Lackey was a rookie back then, just as Wacha is now. In their Game 2 matchup in Boston, the Cardinals prevailed, 4-2, with Wacha giving up only a David Ortiz homer. Against the Dodgers in the NL Championship Series, Wacha didn't allow a run in either Game 2 or Game 6.

Many fans will be watching Lackey closely for any ill effects of his relief appearance in Game 4 Sunday. He threw 17 pitches in a scoreless inning of work on what would reportedly have been his normal day to throw between starts.

If you're into stats, you'll be rewarded by visiting BrooksBaseball, which can tell you how often Lackey and Wacha throw certain pitches, and what their results are.

A seven-hour flight delay on Tuesday means that tonight's game will begin less than 24 hours after the Cardinals' team plane took off for Boston. Extensive computer problems forced the team to switch a different plane; team manager Mike Matheny was forced to hold a planned ballpark news conference by phone from the tarmac.

The players reportedly remained on the plane for much of the delay, accompanied by their families. The team arrived at their hotel about an hour from Fenway "just before midnight," MLB.com reports.

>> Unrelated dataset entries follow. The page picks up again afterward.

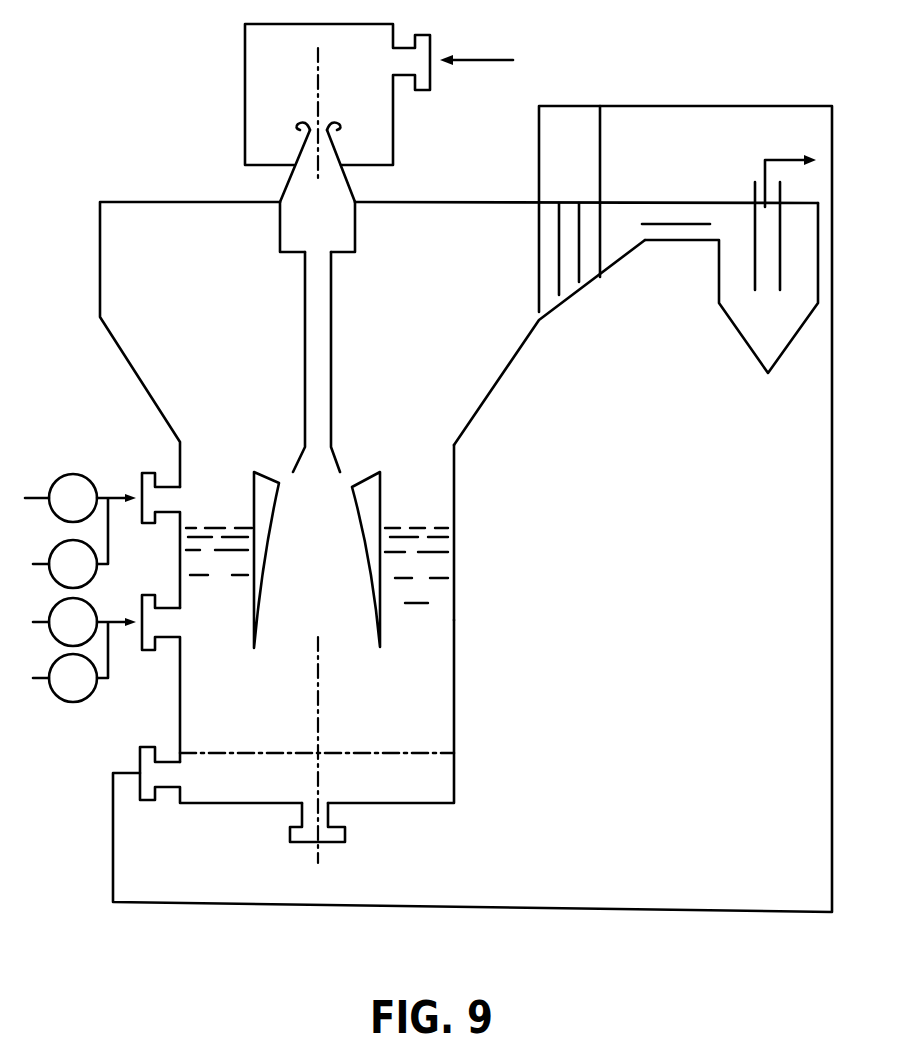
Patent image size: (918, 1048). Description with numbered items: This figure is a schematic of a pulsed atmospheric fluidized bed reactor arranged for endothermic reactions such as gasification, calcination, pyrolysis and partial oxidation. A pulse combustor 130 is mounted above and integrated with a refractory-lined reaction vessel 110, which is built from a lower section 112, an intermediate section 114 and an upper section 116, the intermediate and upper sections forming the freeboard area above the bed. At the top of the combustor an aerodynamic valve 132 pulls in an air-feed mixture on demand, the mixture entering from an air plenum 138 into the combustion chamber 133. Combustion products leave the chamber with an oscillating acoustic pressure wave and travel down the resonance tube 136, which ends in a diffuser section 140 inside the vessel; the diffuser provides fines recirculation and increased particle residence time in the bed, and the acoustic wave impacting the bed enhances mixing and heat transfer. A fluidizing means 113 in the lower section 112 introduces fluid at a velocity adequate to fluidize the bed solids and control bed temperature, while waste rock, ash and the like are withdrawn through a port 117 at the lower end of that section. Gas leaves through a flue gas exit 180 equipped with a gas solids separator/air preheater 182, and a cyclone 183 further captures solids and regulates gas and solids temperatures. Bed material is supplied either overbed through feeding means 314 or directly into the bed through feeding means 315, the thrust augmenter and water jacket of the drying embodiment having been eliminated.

The reaction vessel 110 is at (483, 403).
The lower section 112 is at (455, 703).
The fluidizing means 113 is at (420, 757).
The intermediate section 114 is at (455, 450).
The upper section 116 is at (510, 363).
The port 117 is at (330, 808).
The pulse combustor 130 is at (245, 179).
The aerodynamic valve 132 is at (298, 127).
The combustion chamber 133 is at (350, 190).
The resonance tube 136 is at (333, 340).
The air plenum 138 is at (394, 138).
The diffuser section 140 is at (372, 525).
The flue gas exit 180 is at (681, 200).
The gas solids separator/air preheater 182 is at (563, 297).
The cyclone 183 is at (748, 346).
The overbed feeding means 314 is at (172, 514).
The in-bed feeding means 315 is at (168, 640).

Fans in Boston are also tired, reports NPR's Tovia Smith, as they have braved prime-time starts on consecutive weeknights. And nearly all of the games have lasted past three hours.

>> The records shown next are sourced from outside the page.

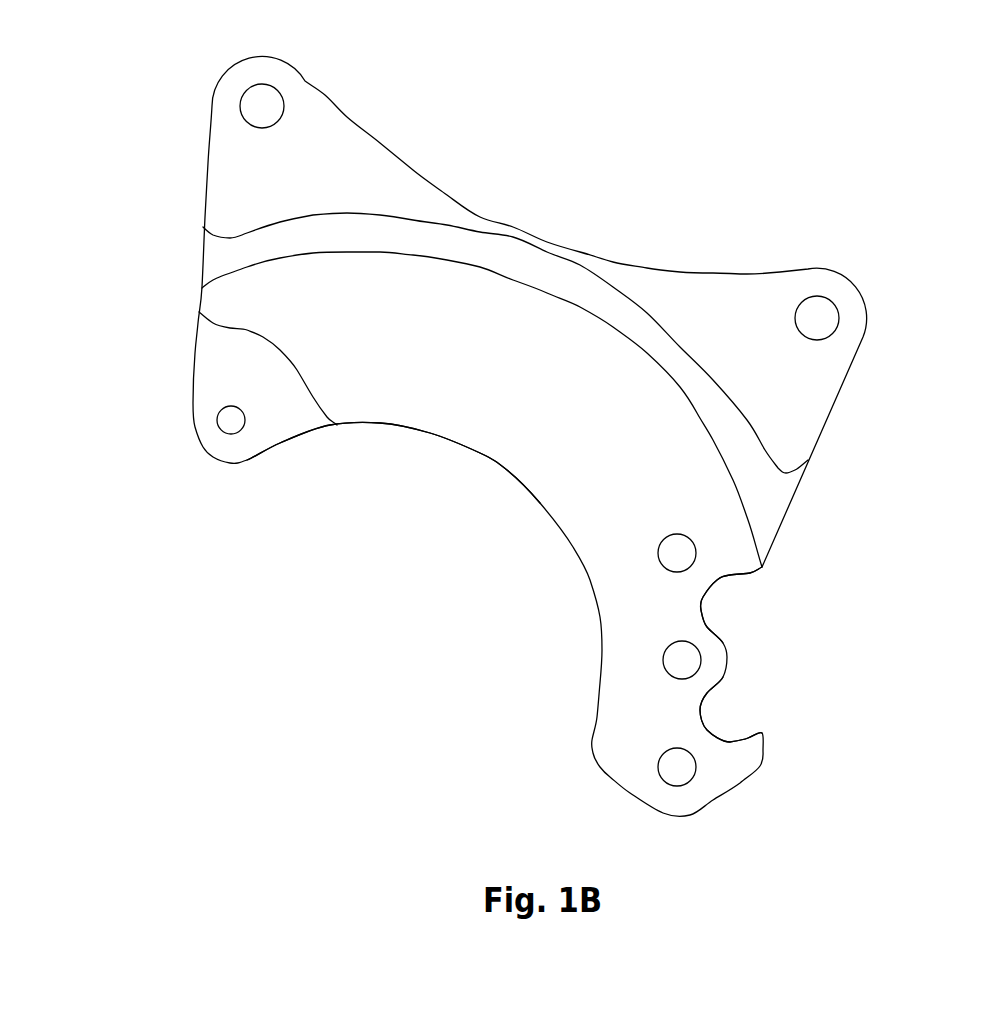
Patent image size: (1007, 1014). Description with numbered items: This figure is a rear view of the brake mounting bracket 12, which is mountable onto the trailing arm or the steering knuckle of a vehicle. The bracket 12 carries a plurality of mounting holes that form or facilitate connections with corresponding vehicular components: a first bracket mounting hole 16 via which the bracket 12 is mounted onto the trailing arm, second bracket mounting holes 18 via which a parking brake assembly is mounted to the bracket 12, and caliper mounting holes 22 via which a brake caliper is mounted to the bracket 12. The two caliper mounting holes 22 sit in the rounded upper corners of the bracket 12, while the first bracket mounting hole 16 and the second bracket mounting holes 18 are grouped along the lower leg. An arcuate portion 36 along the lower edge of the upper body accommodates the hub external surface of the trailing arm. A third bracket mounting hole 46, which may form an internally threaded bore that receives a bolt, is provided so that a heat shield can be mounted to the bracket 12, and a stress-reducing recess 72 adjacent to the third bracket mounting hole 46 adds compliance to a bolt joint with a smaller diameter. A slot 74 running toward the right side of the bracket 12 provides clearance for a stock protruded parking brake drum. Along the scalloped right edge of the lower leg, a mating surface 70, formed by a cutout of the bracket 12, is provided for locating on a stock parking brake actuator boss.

The brake mounting bracket 12 is at (105, 52).
The first bracket mounting hole 16 is at (704, 657).
The second bracket mounting hole 18 is at (697, 556).
The caliper mounting hole 22 is at (284, 109).
The arcuate portion 36 is at (478, 452).
The third bracket mounting hole 46 is at (240, 431).
The mating surface 70 is at (764, 572).
The stress-reducing recess 72 is at (229, 331).
The slot 74 is at (714, 438).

The loudest arguments for staying up, Tovia says, come from kids, who are prone to making what may be outlandish promises about doing homework early and getting up on short rest without a peep of complaint.

A doctor tells Tovia that he's cleared his kids to stay up — as long as the Red Sox win. But another father said it's just nice to have kids distracted by something positive.

"As one parent put it," Tovia says, " 'Six months ago, our kids were glued to the TV and not sleeping because the Boston bomber was on the loose. Now, if they're losing sleep over baseball,' he says, 'I'm fine with that.' "

For any baseball fan who's in a more contemplative mood, we recommend an essay in The New Yorker by former player Adrian Cardenas, who recently retired from baseball at age 24, despite making it to the big leagues.

Cardenas, who quit baseball to pursue his education, reminds us what the game means for players who might never feel the glare of the sport's brightest spotlight. It includes this passage:

"I came to realize that professional baseball players are masochists: hitters stand sixty feet and six inches from the mound, waiting to get hit by a pitcher's bullets; fielders get sucker punched in the face by bad hops, and then ask for a hundred more. We all fail far more than we succeed, humiliating ourselves in front of tens of thousands of fans, trying to attain the unattainable: batting a thousand, pitching without ever losing, secretly seeking the immortality of the record books. In spite of the torments—the career-ending injuries, the demotions, the fear of getting "Wally Pipped"—we keep rolling our baseball-shaped boulders up the impossible hill of the game, knowing we'll never reach the top. Baseball is visceral, tragic, and absurd, with only fleeting moments of happiness; it may be the best representation of life. I was, and still am, in love with baseball. But I quit."

Wally Pipp, as sports historians know, was the New York Yankee who was replaced — ostensibly just for one game in the 1925 season — because he had a headache, according to legend. Pipp's stand-in was a guy he'd helped get to the bigs, a fella who seemed to have a future: Lou Gehrig.